Sunday, August 9, 2020

‘New book provokes burst of positive press for Masonry in Britain’

     
Freemasonry is enjoying a burst of positive media in the British papers this weekend!


Prompted by the pending (August 18) release of a book titled The Craft: How the Freemasons Made the Modern World by John Dickie, there have been four (that I’ve seen) stories in the press that present Freemasonry calmly and fairly. I have not read this book yet, but here are some excerpts from the media coverage.


Actually, this started last Sunday, the second, with a review in The Times. Dominic Sandbrook writes:


“Despite being a Cowan, as Masons call non-members, I enjoyed this book enormously. Dickie’s gaze is both wide and penetrating; he is just as good on black American Freemasons, whose ranks include basketball star Shaquille O’Neal, as he is on the intricacies of French or Italian Masonry. He makes a persuasive case for Masonry’s historic importance, from its Enlightenment origins to its influence on the Mafia, Mormonism, and the Ku Klux Klan, all of which copied its rituals. He treats the conspiracy theories about Masonic influence in the British police with withering scorn, lamenting that ‘such stories regularly make it past the bullshit detectors of reputable newspapers.’ And, most refreshingly, he makes Masonry sound like an entirely sane, reasonable way to spend your time.”

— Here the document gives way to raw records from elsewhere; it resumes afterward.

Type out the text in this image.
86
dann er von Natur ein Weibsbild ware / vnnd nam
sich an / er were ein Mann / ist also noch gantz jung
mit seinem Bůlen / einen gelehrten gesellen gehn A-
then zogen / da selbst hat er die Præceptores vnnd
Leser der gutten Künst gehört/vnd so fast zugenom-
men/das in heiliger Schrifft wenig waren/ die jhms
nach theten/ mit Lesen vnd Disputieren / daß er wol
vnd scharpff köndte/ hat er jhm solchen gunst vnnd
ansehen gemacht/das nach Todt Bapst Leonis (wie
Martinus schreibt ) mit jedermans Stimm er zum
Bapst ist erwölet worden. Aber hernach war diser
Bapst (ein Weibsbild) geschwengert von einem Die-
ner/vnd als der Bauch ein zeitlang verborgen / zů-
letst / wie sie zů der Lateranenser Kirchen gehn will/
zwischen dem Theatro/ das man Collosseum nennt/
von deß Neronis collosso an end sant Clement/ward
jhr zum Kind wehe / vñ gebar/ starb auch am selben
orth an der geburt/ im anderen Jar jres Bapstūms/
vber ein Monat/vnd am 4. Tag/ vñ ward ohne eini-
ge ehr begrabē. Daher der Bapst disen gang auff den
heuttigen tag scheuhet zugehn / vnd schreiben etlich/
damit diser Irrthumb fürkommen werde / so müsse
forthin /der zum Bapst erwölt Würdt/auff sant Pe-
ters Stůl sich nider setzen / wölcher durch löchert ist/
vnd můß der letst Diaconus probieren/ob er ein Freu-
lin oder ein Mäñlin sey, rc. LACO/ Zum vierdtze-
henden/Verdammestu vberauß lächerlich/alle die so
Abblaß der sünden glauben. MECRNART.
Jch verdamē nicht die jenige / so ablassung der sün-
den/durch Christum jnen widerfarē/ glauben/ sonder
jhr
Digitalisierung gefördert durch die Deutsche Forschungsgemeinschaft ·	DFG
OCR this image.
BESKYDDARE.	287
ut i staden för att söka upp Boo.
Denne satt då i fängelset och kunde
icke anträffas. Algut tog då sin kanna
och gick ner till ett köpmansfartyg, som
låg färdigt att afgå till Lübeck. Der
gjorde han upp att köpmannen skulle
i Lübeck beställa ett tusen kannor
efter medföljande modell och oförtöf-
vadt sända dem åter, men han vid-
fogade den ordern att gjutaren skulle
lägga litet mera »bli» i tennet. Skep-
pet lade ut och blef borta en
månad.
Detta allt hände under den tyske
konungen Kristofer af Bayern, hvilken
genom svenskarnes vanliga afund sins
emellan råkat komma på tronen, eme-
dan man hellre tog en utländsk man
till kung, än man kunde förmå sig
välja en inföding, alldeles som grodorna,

From Friday’s Daily Express:


“So the Freemasons must be a secret society, right? Ask any Mason, and he will deny it. ‘We are not a secret society, but a society with secrets’ is the standard response, which is hardly reassuring. Anyone with even a mildly suspicious frame of mind is bound to assume the Brothers have something to hide. Yet the secrecy issue is not at all as straightforward as it might seem.”

And:


“When it comes down to it, when all the mysterious allegories, myths, and oaths are stripped away, what Masons are actually hiding is a series of very elementary moral principles: be a good person, [and] embrace tolerance and respect for your fellow human beings.”





In an interview published last Thursday in BBC History Magazine, Dickie is quoted at length.


“In Britain, I think there are two competing stories that dominate discussions of Freemasonry. On the one hand, they appear in the public imagination as a shady organization with something to hide. And this is what fuels the newspaper coverage they get—outlandish stories in which they are responsible for cover-ups of the sinking of the Titanic, or the Hillsborough disaster. People put two Freemasons in a row and make a conspiracy. Counter to that runs the Freemasons’ own narrative of their history, one of a noble, honorable tradition of brotherhood and altruism. This, admittedly, is much more dull. But somewhere in between these two stories is a vast, untapped world of extraordinary tales about what Freemasonry has meant to people, about the things it has got involved in and the paranoia that Freemasons have generated throughout their history, and also how Freemasonry has been hugely historically important.”

And:


“[Secrecy has] been a great selling tool for them—this idea that if you join the Masons, you will learn the secrets and become part of an elect band with access to privileged knowledge. But the way that Masons use the word ‘secrecy’ actually translates to something more like sacredness, because it’s used to create a sense of awe and specialness around their rituals, which are very important to them.”


In The Spectator yesterday, Dominic Green writes of “Demystifying Freemasonry.” Excerpted:


“The history of rubbish can be scholarship, but the history of scholarship is often rubbish. Hindsight diminishes earlier habits of thought and behavior, especially when, as with Freemasonry, they involve rolled-up trouser legs, coded handshakes, and a curious blend of mysticism and matiness. Yet Freemasonry was once a radical, even revolutionary, rite—to its adherents a harbinger of egalitarian, middle-class democracy, to its detractors a conspiracy of Jews, satanists and sex addicts.

The Craft is a shadow history of modernity. Though more sober than most lodge meetings, it is, like its subject, ingenious and frequently bizarre. Freemasonry, John Dickie argues, is one of Britain’s ‘most successful exports,’ along with other club activities such as tennis, soccer, and golf. It is ‘a fellowship of men, and men alone, who are bound by oaths to a method of self-betterment.’ If this ideal of tolerant fraternity sounds modern—the absence of women aside—it is because it is.”


From what I’ve read, this book is not a gushing laughingstock of rosy public relations, like some silly Dan Brown story. Based on what I’ve seen, John Dickie speaks frankly, not untruthfully or unfairly, about our fraternity. I say that’s how one dispels ridiculous misconceptions in the minds of people who aren’t addicted to the flimsy fantasies promulgated by political and religious tyrants. I don’t think this media coverage will convert anyone who loathes Freemasonry, and I doubt it will bring appreciable numbers of curious men to the Inner Door, but the truth has great value, especially these days when facts, logic, and reason are hunted for extinction.